Più un autore è in grado di costruire personaggi in cui è facile immedesimarsi, più le sue storie avranno successo. Li amiamo, li odiamo, vogliamo sapere cosa ne sarà di loro. Funzionava bene nei romanzi a puntate, ora anche meglio nelle serie tv. Così bene che in un futuro forse non troppo lontano, è stato costruito un vero e proprio parco a tema, o forse, è meglio chiamarlo set, in cui ognuno può diventare il protagonista della storia.
E’ Westworld, parco a tema western interamente popolato da androidi sintetici; un luogo in cui i visitatori possono immergersi completamente nell’avventura, vivere le loro fantasie più sfrenate e dare sfogo alle proprie perversioni.

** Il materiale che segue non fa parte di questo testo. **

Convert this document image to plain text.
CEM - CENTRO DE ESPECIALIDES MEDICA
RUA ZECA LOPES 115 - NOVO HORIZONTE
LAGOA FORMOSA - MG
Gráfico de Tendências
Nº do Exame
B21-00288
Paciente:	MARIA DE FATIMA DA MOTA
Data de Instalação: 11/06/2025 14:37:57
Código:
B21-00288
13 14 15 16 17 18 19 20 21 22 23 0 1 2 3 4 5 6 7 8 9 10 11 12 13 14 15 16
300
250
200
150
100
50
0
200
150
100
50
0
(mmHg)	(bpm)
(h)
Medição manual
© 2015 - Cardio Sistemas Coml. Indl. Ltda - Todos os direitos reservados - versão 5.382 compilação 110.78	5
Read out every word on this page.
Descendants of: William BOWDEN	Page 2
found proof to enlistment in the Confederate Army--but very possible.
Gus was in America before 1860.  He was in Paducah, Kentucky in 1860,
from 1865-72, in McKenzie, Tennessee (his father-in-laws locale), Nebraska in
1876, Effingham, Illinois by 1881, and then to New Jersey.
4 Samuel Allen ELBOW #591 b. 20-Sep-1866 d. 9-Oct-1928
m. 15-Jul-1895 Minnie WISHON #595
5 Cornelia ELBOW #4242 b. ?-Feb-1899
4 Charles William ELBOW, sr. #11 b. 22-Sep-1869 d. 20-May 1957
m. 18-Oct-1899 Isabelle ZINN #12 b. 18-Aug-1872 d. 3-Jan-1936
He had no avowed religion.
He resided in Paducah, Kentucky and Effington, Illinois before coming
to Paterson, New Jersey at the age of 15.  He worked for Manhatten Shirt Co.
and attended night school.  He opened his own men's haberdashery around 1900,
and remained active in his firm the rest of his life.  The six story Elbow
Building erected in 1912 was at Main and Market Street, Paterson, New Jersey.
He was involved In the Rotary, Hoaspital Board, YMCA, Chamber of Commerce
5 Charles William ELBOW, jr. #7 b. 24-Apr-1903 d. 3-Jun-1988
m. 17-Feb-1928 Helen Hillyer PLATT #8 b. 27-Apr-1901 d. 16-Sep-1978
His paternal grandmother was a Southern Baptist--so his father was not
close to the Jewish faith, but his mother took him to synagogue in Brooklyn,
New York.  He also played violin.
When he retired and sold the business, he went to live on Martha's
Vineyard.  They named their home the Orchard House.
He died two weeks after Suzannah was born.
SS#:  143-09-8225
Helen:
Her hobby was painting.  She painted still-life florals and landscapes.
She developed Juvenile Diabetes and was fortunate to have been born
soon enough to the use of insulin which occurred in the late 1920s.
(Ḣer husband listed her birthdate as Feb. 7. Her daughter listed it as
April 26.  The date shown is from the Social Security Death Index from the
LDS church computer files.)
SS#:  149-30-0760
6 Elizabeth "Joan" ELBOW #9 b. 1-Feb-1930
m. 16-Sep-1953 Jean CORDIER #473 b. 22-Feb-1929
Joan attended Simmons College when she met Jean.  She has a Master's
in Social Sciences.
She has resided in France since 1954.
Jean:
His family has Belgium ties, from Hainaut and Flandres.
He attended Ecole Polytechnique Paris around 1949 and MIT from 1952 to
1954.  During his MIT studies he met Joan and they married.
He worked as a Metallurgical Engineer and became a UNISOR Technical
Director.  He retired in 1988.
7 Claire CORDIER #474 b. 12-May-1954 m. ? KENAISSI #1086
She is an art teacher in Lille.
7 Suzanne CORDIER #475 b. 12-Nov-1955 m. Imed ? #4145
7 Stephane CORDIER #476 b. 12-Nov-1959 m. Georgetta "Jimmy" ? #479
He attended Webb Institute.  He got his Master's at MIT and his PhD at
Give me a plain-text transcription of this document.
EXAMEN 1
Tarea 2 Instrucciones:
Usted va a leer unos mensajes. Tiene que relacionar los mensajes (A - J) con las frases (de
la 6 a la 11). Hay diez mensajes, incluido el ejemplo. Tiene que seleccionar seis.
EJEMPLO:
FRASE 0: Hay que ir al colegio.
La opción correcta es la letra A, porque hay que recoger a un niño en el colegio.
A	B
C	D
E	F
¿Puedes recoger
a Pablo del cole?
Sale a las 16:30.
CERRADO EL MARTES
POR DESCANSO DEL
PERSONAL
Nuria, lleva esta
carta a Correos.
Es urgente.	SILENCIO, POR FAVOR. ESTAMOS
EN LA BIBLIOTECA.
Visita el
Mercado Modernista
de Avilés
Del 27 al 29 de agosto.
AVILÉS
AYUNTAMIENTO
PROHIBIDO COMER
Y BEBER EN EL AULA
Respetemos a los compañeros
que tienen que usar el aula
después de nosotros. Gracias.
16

Fanno ciò che vogliono senza preoccuparsi delle conseguenze, perché non ce ne sono. D’altra parte, le vittime sono solamente dei robot, giusto?
Così sembrerebbe, anche se il lavoro del team di sviluppo è quello di renderli sempre più realistici, umani. E’ lo stesso dottor Robert Ford, direttore creativo del parco, ad aggiornare gli androidi con delle “fantasie”, affinché essi possano avere un comportamento più umano.
Le cose ovviamente non scorrono lisce come l’olio come ci vorrebbero far pensare, anzi -d’altronde Jurassic Park docet. Gli androidi cominciano a sognare, a ricordare le loro vite precedenti. Ma come può una macchian svegliarsi nel bel mezzo della notte con i sudori freddi? Eppure dopo l’ultimo aggiornamento, diversi androidi cominciano a comportarsi in modo strano, sfuggendo al controllo degli umani e dubitando della realtà del loro mondo.
Questo è il mondo narrato da Westworld, il nuovo show targato HBO e basato su quel che da molti viene considerato un vero e proprio cult, Il mondo dei robot (Westworld, 1973), film diretto da Michael Crichton e precursore del tema della macchina che si ribella all’uomo. Insomma, le promesse sono tante, a partire dai nomi dietro lo schermo: tra i produttori esecutivi, infatti, insieme a Jonathan Nolan e Lisa Joy (i creatori), ci sono J.J. Abrams e Bryan Burk.
HBO ci ha abituato bene ed una storia in cui le macchine sono più umane degli stessi uomini, dove i confini sono labili, e la legge non esiste, non può che essere promettente.